By and large higher level technical and academic institutions continue to organise their teaching into silos, whereby students become experts in their speciality, but to the exclusion of wider skill sets. But the demands of the 4th Industrial Revolution are complex and interwoven. A wholesale review of the vocational curriculum is urgently required.

A new social contract is needed

This could underpin a new social contract whereby nation states, through partnership and collaboration, seek to enhance opportunities for their citizens in a world dominated by artificial intelligence, while safeguarding them from manipulation through data abuse, cybercrime, mis-information and exploitation.
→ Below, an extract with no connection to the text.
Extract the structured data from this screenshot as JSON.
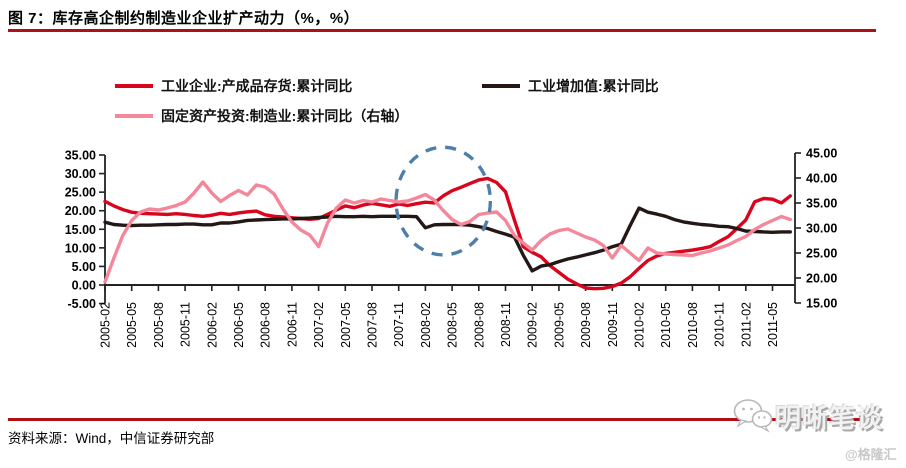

If 2020 has taught us anything, it is the need for collaboration both within internal systems and internationally. Nation states and the silos within them, are no longer able to adequately protect their citizens.

Threats to the environment, to health, to the economy are global threats requiring a world-wide response. As I write vaccines are being approved for general distribution. Our survival through, and hopefully our exit from the pandemic has depended on skill and collaboration. That being the case, we should invest heavily in both.

Establishing an agenda for change

The 2020 G20 did a great deal to promote international collaboration in response to the pandemic. There is now an Italian presidency for 2021, and the agenda is being assembled. One topic is to be: Education and training: how to recover the ground lost during the lockdown.

While the sentiments are sound, as it stands this sounds a little backward looking, and I hope we are also able to establish an agenda for change.

It has been decided to make the first conference virtual. I rather hope that by the summer I may need to make use of my passport once more!

Paul Grainger, Honorary Senior Research Associate, UCL

[1] The social contract in the 21st century: Outcomes so far for workers, consumers, and savers in advanced economies, James Manyika, Anu Madgavkar, Tilman Tacke, Sven Smit, Jonathan Woetzel, and Abdulla Abdulaal

[2] The final Communique (T20 summit season September 17 – November 01, 2020 virtual summit from Riyadh, Saudi Arabia), published on 6 November 2020.

[3] Revisiting Digital Governance, Dennis J.Snower, Paul Twomey, Maria Farrell. October 2020

[4] See for example:

[5] OECD LEED programme, ‘Breaking out of silos: joining up policy locally’, Francesca Froy, University College London, Jan 2008.